Num gesto diplomático que transcende as meras formalidades protocolares, o Presidente angolano João Lourenço endereçou uma mensagem de felicitações ao seu homólogo sérvio Aleksandar Vučić por ocasião do Dia Nacional da Sérvia, celebrado a 15 de Fevereiro. Esta comunicação oficial, divulgada esta quinta-feira, revela nuances estratégicas na política externa angolana e os contornos de uma relação bilateral que merece análise aprofundada.
A mensagem presidencial, longe de ser uma mera cortesia diplomática, enquadra-se num contexto geopolítico complexo onde Angola procura diversificar as suas parcerias internacionais. Ao destacar que a data “representa a afirmação da identidade, da soberania e dos valores históricos do povo sérvio”, Lourenço não apenas reconhece a importância simbólica do evento, mas também estabelece um terreno comum de valores entre as duas nações – ambos países com histórias marcadas por lutas pela independência e afirmação nacional.
A referência à “determinação e resiliência” do povo sérvio como qualidades que “continuam a inspirar gerações” constitui mais do que um elogio retórico.

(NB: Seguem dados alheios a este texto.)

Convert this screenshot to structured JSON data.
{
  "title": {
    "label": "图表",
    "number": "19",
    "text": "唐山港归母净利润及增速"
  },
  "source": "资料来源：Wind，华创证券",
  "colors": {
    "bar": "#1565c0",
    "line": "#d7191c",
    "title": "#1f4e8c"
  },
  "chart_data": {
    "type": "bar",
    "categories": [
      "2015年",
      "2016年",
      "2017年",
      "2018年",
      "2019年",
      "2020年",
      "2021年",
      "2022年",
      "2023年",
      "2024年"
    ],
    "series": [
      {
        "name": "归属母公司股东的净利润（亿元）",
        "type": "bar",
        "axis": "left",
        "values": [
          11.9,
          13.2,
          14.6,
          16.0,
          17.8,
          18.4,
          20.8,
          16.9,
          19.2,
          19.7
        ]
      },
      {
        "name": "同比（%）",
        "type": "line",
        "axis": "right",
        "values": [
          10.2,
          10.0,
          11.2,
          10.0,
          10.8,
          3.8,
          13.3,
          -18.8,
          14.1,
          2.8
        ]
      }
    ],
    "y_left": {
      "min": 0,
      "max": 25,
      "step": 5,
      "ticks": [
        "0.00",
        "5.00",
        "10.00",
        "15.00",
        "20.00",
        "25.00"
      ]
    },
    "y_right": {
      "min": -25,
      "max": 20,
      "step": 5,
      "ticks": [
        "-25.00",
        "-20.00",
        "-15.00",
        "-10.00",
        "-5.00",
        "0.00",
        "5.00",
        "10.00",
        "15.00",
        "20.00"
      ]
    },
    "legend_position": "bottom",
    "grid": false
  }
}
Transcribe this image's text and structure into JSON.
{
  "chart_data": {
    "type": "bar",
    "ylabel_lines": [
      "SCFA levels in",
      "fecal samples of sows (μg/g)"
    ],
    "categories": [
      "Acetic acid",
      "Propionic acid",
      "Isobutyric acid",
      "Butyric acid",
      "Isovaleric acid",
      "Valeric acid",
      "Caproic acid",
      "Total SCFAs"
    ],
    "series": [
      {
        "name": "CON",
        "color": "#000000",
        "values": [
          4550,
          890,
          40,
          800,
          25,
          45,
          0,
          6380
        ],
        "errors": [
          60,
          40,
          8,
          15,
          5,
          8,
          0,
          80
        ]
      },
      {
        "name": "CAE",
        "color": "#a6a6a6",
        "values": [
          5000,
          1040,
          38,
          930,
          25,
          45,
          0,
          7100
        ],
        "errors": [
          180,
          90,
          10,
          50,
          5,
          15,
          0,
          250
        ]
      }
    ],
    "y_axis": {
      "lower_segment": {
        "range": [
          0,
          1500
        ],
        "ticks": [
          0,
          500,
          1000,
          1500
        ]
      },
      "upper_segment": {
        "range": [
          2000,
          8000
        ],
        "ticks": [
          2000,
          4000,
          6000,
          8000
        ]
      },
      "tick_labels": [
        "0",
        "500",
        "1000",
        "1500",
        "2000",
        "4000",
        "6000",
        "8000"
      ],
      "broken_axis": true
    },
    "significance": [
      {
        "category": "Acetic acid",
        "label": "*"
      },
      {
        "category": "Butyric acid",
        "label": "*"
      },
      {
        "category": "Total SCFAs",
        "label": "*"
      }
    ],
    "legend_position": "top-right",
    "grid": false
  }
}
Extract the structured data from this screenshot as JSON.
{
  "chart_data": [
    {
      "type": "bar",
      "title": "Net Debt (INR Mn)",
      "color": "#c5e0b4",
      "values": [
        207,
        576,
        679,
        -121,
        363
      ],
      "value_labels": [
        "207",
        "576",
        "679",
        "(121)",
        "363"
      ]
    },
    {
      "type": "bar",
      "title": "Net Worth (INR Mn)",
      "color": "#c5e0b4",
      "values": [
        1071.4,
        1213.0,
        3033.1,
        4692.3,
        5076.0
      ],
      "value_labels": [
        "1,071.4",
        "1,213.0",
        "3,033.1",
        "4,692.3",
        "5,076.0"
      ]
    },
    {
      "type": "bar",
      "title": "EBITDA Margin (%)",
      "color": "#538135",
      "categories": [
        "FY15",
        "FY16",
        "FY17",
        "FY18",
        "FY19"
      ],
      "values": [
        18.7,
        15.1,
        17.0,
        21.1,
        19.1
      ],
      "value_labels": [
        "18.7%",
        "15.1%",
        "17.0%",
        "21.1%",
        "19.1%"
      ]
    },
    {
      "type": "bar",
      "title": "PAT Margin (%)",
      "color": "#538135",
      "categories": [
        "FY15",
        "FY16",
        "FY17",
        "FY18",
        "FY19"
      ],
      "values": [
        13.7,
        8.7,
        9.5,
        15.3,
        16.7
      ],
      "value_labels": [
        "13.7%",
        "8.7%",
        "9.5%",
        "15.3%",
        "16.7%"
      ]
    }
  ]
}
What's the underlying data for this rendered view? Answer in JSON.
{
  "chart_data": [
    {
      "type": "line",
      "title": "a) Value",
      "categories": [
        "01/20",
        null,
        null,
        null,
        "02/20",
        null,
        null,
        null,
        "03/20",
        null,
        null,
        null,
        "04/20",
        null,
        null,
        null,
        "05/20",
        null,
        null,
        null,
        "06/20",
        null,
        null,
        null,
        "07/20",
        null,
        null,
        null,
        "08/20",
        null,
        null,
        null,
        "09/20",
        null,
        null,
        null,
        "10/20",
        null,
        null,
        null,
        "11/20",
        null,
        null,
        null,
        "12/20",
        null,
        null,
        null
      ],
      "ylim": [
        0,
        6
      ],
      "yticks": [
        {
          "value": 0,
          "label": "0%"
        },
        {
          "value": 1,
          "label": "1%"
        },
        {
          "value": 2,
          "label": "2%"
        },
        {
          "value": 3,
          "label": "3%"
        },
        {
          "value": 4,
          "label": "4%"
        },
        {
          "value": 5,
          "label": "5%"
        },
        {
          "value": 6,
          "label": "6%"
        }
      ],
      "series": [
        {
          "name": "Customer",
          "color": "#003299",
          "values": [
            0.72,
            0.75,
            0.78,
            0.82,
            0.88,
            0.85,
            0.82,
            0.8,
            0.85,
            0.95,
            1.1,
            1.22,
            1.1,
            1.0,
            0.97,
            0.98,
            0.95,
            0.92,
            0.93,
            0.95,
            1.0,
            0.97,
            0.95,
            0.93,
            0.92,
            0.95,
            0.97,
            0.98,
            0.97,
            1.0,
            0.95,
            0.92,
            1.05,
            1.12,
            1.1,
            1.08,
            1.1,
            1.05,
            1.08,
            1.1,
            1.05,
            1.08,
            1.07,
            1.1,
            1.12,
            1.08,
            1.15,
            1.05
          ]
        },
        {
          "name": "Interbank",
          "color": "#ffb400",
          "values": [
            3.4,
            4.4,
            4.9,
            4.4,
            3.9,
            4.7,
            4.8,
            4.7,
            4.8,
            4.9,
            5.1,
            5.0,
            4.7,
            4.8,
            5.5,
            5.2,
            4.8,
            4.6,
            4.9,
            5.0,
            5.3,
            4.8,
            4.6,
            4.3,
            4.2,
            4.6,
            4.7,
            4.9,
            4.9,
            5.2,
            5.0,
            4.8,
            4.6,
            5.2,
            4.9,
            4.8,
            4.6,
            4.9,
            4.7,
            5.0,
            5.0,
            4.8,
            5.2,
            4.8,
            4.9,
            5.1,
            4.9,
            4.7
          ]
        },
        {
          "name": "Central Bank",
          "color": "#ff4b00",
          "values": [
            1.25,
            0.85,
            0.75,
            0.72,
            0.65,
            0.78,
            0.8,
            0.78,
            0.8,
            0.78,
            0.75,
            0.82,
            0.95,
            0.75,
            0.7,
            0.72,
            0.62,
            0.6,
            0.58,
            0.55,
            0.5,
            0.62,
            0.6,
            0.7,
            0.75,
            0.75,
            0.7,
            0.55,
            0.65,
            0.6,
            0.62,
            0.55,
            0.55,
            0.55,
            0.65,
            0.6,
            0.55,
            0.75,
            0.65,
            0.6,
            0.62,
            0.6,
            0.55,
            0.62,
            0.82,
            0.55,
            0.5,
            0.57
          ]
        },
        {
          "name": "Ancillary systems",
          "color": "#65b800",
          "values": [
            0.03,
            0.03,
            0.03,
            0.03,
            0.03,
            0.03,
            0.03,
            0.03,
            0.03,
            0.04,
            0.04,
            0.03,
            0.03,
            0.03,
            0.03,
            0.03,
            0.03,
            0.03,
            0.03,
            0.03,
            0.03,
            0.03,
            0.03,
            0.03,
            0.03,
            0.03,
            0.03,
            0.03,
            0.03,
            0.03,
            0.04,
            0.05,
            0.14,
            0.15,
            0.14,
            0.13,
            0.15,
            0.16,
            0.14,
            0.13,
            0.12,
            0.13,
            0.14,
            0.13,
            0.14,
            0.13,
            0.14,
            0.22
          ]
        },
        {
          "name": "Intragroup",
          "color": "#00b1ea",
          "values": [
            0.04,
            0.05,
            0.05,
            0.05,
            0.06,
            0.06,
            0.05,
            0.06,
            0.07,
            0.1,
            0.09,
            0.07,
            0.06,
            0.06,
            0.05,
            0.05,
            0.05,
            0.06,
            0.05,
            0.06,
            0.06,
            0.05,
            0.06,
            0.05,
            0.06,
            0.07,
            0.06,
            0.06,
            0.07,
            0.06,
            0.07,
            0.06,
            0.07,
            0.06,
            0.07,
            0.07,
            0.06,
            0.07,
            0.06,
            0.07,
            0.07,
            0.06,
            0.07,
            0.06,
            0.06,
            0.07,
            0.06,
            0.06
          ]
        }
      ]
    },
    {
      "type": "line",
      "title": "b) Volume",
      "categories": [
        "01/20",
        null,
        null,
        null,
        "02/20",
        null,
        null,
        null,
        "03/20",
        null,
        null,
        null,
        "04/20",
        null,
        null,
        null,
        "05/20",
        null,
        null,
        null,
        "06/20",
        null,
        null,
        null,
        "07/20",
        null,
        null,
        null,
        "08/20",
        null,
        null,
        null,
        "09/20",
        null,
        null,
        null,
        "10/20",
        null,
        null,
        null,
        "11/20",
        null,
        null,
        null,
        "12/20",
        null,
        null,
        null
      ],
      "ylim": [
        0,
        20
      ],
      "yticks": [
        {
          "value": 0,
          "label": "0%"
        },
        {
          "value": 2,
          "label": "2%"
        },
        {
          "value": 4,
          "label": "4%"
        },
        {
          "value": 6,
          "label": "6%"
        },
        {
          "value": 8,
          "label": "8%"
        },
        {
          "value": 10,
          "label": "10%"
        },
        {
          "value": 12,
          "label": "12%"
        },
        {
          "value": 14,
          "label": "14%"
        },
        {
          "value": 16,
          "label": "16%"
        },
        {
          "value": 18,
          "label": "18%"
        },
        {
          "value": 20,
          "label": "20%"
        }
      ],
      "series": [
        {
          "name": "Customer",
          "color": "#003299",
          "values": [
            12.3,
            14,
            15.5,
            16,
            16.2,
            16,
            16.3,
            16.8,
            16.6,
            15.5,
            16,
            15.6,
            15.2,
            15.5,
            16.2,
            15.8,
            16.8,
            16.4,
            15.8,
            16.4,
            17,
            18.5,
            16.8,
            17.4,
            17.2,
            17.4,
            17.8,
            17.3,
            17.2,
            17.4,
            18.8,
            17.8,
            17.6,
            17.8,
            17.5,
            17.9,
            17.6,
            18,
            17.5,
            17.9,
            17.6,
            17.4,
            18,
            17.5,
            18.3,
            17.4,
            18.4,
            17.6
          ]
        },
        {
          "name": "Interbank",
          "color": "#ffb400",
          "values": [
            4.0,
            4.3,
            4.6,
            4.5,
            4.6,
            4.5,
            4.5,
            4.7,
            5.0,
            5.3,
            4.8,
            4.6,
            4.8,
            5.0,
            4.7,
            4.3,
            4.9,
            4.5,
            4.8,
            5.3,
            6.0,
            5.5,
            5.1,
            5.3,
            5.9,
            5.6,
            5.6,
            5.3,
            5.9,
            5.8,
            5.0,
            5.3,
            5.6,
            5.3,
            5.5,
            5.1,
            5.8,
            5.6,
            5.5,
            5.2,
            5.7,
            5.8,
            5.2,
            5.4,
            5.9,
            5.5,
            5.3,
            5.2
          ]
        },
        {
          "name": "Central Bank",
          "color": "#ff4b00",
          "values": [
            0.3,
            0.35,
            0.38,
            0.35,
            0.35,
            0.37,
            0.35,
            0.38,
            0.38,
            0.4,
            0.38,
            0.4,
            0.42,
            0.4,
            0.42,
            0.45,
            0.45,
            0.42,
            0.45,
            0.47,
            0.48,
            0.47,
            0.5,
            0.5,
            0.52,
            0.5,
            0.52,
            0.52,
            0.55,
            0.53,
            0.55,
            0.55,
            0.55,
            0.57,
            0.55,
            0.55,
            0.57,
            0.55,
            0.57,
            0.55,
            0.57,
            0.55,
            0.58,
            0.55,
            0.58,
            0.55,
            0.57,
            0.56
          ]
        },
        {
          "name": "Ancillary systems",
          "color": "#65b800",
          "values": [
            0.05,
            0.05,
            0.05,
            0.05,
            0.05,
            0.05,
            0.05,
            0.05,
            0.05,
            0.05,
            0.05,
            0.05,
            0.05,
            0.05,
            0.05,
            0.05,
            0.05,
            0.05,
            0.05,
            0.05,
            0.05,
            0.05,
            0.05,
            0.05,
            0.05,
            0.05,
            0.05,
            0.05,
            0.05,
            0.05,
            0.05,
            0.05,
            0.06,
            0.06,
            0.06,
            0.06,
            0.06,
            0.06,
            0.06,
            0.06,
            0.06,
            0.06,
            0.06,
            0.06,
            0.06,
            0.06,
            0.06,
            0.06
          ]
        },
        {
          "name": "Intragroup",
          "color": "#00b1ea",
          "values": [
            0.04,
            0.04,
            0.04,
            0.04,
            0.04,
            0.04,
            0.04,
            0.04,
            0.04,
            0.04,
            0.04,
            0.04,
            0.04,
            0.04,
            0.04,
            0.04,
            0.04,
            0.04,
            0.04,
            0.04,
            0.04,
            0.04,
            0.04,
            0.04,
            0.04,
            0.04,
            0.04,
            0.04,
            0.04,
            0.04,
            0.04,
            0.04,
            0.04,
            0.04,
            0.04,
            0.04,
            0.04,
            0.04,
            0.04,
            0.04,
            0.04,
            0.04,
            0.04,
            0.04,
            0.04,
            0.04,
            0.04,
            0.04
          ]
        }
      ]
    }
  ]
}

Representa uma leitura astuta das dinâmicas políticas balcânicas e uma tentativa de alinhamento discursivo com um país que, apesar dos desafios pós-dissolução da Jugoslávia, mantém uma posição significativa nos Balcãs Ocidentais.
O aspecto mais substantivo da comunicação reside na reiteração explícita do “interesse de Angola pelo aprofundamento contínuo das relações de cooperação existentes entre os dois países”. Esta formulação sugere que as relações Angola-Sérvia não se limitam ao plano diplomático cerimonial, mas abrangem dimensões económicas e estratégicas concretas. Analistas apontam para potenciais áreas de cooperação que incluem energia, agricultura, defesa e intercâmbio cultural, embora os detalhes específicos destas colaborações raramente sejam tornados públicos.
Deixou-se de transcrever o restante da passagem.